Biarpun membawa label 'etnik' semenjak lahir, kakak-adik ini menghabiskan sebagian besar hidup mereka jauh dari negara bagian Wa. Mereka dan 7 saudara kandung lainnya terpencar-pencar di Singapura, Cina dan negara bagian Wa, sementara orang tua dan relatif kebanyakan tinggal di Burma.

"Empat dari kami tinggal di Singapura," ingat Ipkaw Wang. "Kami sering mencoba memasak moik menggunakan nasih putih di sana, tapi hasilnya tidak pernah sempurna."

Biarpun mereka semua meninggalkan tanah kelahiran semenjak umur 4 tahun, mereka tetap berusaha menjaga hubungan dengan kultur asli mereka dengan cara berbicara menggunakan bahasa Wa satu sama lain. Hingga hari ini, setiap kali mereka kembali ke tanah kelahiran, orang tua mereka akan menyambut lewat perayaan dan makan makan.

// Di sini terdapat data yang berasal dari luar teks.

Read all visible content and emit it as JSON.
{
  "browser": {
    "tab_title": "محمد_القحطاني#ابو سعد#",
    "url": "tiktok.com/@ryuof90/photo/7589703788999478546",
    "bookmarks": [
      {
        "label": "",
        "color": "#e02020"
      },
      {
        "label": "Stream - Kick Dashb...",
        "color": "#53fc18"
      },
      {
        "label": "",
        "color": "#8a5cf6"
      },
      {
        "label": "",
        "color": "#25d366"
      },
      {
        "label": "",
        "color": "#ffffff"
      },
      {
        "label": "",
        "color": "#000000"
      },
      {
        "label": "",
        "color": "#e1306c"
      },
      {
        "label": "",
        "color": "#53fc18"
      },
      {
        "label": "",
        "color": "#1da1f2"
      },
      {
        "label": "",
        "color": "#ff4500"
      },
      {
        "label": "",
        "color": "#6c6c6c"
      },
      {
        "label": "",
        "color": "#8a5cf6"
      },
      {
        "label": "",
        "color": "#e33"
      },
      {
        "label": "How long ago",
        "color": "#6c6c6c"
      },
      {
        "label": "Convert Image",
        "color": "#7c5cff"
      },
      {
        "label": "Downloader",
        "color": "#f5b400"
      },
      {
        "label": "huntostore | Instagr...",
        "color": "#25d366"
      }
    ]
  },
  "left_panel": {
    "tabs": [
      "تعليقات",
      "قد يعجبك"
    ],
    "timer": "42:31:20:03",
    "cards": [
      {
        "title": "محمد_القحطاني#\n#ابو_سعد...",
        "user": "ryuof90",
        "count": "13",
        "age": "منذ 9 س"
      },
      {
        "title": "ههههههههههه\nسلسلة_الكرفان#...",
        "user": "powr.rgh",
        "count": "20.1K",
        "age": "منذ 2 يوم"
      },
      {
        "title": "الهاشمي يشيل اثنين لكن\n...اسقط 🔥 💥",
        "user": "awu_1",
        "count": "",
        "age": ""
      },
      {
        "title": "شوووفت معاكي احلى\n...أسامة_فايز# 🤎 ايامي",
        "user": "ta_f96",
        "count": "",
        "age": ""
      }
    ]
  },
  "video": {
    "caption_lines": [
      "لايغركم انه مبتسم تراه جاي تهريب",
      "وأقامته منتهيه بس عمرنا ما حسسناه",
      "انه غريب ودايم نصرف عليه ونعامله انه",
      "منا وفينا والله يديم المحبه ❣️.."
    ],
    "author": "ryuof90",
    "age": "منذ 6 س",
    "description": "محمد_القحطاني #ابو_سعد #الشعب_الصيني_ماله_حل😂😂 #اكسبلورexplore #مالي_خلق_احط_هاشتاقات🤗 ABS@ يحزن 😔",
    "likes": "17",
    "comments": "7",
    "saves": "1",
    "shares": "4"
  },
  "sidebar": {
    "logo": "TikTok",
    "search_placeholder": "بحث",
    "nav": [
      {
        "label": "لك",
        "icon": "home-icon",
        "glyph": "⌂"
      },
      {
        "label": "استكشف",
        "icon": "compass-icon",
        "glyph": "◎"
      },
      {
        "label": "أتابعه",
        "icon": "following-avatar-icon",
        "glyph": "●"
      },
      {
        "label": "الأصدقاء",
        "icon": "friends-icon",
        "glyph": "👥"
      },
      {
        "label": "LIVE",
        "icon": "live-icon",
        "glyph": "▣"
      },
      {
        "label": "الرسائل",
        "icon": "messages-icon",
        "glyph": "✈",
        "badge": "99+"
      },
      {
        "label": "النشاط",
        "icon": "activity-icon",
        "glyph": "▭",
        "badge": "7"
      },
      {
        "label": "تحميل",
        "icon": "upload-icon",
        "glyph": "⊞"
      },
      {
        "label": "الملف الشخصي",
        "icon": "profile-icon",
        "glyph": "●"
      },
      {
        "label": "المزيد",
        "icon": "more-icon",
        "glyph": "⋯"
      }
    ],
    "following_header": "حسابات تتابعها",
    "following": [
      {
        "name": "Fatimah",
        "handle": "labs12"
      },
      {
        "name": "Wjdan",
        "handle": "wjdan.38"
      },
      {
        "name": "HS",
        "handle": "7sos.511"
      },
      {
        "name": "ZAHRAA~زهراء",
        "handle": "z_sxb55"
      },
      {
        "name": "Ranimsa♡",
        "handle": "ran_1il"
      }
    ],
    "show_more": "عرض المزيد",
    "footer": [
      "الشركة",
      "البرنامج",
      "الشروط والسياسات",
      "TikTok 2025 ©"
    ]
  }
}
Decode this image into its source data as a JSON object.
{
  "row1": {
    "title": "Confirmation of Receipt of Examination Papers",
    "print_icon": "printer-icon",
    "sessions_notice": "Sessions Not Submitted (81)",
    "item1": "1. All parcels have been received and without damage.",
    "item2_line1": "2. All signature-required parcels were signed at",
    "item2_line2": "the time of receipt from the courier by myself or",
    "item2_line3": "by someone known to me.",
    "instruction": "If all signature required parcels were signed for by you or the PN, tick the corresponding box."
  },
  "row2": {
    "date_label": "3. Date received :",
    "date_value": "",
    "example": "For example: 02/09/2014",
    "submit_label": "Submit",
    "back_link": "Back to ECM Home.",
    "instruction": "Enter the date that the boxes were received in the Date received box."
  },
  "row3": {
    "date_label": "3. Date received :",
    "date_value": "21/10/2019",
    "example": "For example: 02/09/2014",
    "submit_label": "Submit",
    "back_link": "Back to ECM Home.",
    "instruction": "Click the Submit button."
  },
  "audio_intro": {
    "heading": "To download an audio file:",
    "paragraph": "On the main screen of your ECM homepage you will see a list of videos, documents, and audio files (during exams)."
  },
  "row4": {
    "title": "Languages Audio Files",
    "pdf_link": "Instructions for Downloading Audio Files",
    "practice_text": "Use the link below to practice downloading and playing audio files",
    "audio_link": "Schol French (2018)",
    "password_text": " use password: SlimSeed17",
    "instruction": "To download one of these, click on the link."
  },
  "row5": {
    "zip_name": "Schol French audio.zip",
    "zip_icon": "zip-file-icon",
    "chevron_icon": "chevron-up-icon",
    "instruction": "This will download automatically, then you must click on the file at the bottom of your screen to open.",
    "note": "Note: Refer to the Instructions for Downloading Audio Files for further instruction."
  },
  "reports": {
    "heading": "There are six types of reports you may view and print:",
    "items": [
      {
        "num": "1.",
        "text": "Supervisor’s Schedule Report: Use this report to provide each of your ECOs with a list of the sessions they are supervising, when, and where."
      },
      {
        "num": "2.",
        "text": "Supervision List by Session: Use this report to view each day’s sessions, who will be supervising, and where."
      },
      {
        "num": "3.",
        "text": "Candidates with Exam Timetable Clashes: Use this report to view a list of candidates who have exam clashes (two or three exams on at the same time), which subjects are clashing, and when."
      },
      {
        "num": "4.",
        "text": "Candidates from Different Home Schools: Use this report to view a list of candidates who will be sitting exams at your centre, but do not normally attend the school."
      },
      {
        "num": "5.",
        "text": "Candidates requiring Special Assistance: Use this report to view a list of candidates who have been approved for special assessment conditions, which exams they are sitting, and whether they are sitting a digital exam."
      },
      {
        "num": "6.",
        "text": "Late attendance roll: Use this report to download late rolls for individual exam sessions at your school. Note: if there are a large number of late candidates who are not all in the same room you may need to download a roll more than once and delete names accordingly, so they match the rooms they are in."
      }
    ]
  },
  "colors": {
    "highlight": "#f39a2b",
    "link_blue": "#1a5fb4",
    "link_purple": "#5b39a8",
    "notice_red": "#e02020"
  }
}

Ayam panggang, sup lentik dan nasi lembek semacam risotto.

"Setiap kali kami kembali ke rumah, orang tua selalu menyembelih babi atau sapi. Mereka menyambut kami dan mengundang semua om dan tante dan kami duduk mengelilingi satu meja besar," jelas Phyone Pong Yon. Ternyata meja makan keluarga yang besar itulah yang menjadi inspirasi meja komunal di restoran mereka. Biarpun banyak aspek dari Root muncul dari ingatan kakak-adik, banyak elemen lainnya yang membutuhkan lebih banyak penelitian. "Karena kami tidak pernah besar di sana, pengetahuan kami ada batasnya. Membuka Root sangat membantu, karena kami harus kembali bertemu orang dan sanak saudara dan bertanya, '"Makanannya apa aja sih?'"

Menjaga hubungan dengan budaya asli tersebut merupakan inti dari usaha mereka. Di masa depan nanti, Phyone Pong Yon ingin menggunakan pengetahuannya soal film untuk memproduksi dokumenter pendek tentang Negara Bagian Wa. Kedua kakak beradik ini memiliki rasa apresiasi yang tinggi bagi tanah kelahiran mereka, biarpun mereka juga sadar meninggalkan Wa telah memberikan mereka banyak kesempatan hidup yang lebih baik. Dengan cara mengerti lebih dalam tentang budaya asli mereka, mereka berharap bisa mengenyahkan banyak mitos seputar Wa.

"Orang tua kami selalu berujar, 'Kemanapun kalian pergi, jangan lupa daerah asal. Berbicaralah dengan bahasa ibumu,'" kata Ipkaw Pang. "Semua masakan tersebut adalah alasan kami menamai restoran ini 'Root.' Karena itulah akar budaya kami berdua."